CHAPTER 11

1.7K 79 1
                                    

"Satu yang aku khawatirkan, ketika kamu mengatakan bahwa kamu sedang tidak baik-baik saja.

Albara Putra Pradipta"

Gadis berambut pendek yang sudah lengkap dengan seragamnya itu keluar dari kamar dengan wajah pucat. Badannya nampak lemas, dan langkah kakinya terasa lambat.

Seperti perkiraannya, sejak pulang sekolah dalam kondisi hujan-hujanan itu ia langsung demam. Padahal tepat ketika ia sampai di rumah, Rosita—ibunya Jani—langsung memasakkan air hangat untuk anaknya.
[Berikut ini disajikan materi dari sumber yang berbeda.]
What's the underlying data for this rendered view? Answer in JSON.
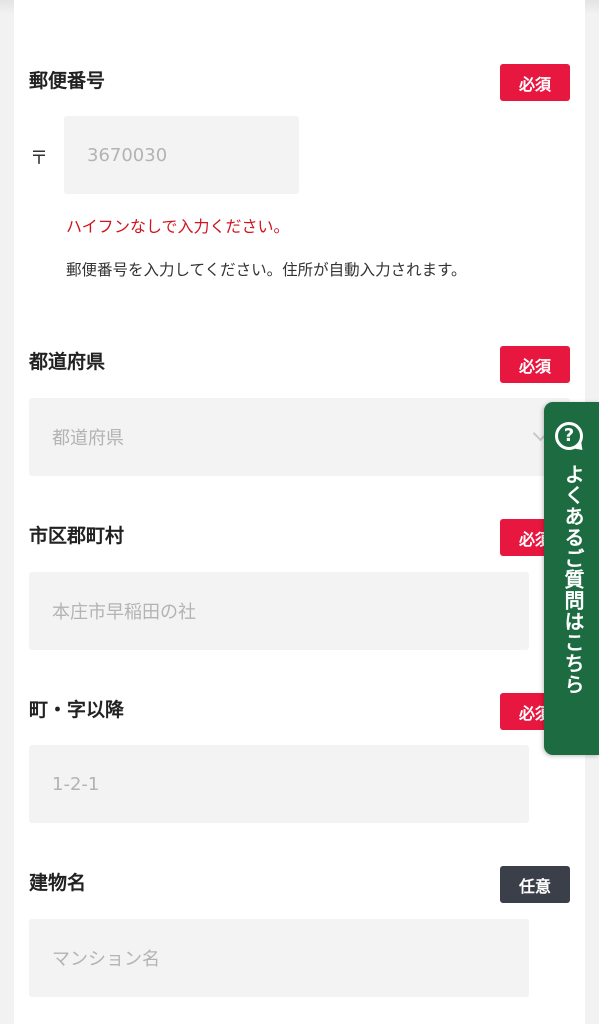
{
  "postal": {
    "label": "郵便番号",
    "badge": "必須",
    "mark": "〒",
    "placeholder": "3670030",
    "error": "ハイフンなしで入力ください。",
    "help": "郵便番号を入力してください。住所が自動入力されます。"
  },
  "prefecture": {
    "label": "都道府県",
    "badge": "必須",
    "placeholder": "都道府県"
  },
  "city": {
    "label": "市区郡町村",
    "badge": "必須",
    "placeholder": "本庄市早稲田の社"
  },
  "street": {
    "label": "町・字以降",
    "badge": "必須",
    "placeholder": "1-2-1"
  },
  "building": {
    "label": "建物名",
    "badge": "任意",
    "placeholder": "マンション名"
  },
  "faq": {
    "label": "よくあるご質問はこちら",
    "icon": "?"
  },
  "colors": {
    "required": "#e8173f",
    "optional": "#3b3f4a",
    "error": "#d2141e",
    "faq": "#1c6b41"
  },
  "icons": {
    "dropdown": "chevron-down-icon",
    "faq": "question-bubble-icon"
  }
}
Memang pada dasarnya Jani tidak bisa terkena hujan, mau bagaimana lagi.

Kanya yang melihat adik satu-satunya itu yang baru saja bergabung untuk sarapan di ruang makan, mengerutkan dahinya dalam. "Lo kenapa, Dek?"

"Gak enak badan," sahut Jani lemas lantas menjatuhkan tubuhnya di kursi sebelah Rosita.

Wanit paruh baya itu menoleh, ikut memerhatikan kondisi anak bungsunya. "Obat yang Mama kasi udah diminum belom?"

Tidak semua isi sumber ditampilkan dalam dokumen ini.